A number of superannuation funds are considering the implications of not signing up to the code of conduct attaching to insurance inside superannuation because of its administrative complexity and uncertainty of outcomes.
The code, developed by the Insurance inside Superannuation Working Group (ISWG), comes into effect from 1 July, 2018, but is voluntary and one of the key parties to its development, the Association of Superannuation Funds of Australia (ASFA), has acknowledged that there is no penalty for funds that do not sign up.
However, it was suggested that those funds that did not voluntarily sign up to the code may be asked questions by the regulator, the Australian Prudential Regulation Authority (APRA).
At the heart of super fund misgivings about the code of conduct is the perceived open-ended nature of some the obligations it imposes on superannuation funds, not least the level of an event which requires to them to contact all members.

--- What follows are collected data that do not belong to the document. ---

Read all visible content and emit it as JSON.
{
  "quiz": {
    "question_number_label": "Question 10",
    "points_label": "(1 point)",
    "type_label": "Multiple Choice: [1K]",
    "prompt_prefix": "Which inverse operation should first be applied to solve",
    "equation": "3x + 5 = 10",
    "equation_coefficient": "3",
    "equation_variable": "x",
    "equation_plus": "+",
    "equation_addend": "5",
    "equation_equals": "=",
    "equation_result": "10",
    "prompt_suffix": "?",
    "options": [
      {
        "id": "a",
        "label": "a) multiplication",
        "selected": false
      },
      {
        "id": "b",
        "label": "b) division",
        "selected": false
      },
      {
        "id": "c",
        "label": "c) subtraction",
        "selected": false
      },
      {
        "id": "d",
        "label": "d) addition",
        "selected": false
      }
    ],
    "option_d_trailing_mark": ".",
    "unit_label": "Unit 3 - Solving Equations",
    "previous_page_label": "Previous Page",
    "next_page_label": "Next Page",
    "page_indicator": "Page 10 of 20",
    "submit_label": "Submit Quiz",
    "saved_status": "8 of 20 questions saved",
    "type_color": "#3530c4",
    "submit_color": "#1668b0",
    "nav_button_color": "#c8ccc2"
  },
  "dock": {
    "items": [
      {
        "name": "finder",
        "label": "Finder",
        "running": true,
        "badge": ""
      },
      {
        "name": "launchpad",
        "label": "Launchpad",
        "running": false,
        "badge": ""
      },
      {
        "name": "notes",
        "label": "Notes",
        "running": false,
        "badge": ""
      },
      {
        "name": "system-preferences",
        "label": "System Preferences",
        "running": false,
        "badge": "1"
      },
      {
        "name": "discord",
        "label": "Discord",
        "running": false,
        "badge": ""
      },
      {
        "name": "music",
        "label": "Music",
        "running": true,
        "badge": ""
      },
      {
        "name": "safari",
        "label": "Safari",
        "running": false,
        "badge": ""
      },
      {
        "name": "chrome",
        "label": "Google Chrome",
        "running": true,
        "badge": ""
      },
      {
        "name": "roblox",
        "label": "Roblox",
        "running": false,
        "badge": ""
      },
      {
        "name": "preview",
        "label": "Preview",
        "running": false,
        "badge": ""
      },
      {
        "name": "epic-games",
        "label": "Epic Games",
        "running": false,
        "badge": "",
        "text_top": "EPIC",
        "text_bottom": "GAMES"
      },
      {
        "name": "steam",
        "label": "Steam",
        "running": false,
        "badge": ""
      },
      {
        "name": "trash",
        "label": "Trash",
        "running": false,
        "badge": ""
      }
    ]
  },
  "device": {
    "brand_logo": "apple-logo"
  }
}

The misgivings of the superannuation funds appear to confirm the concerns of critics of the voluntary nature of the code when it was made public on 18 December.
Commenting on the voluntary nature of the code late last year, the Minister for Revenue and Financial Services, Kelly O’Dwyer said warned that the government might be prompted to consider “an appropriate regulatory response.”
“The Government is concerned that the superannuation industry has walked away from a commitment to a more robust, mandatory code of practice that had been the subject of earlier consultation,” O’Dwyer said in an ABC radio interview.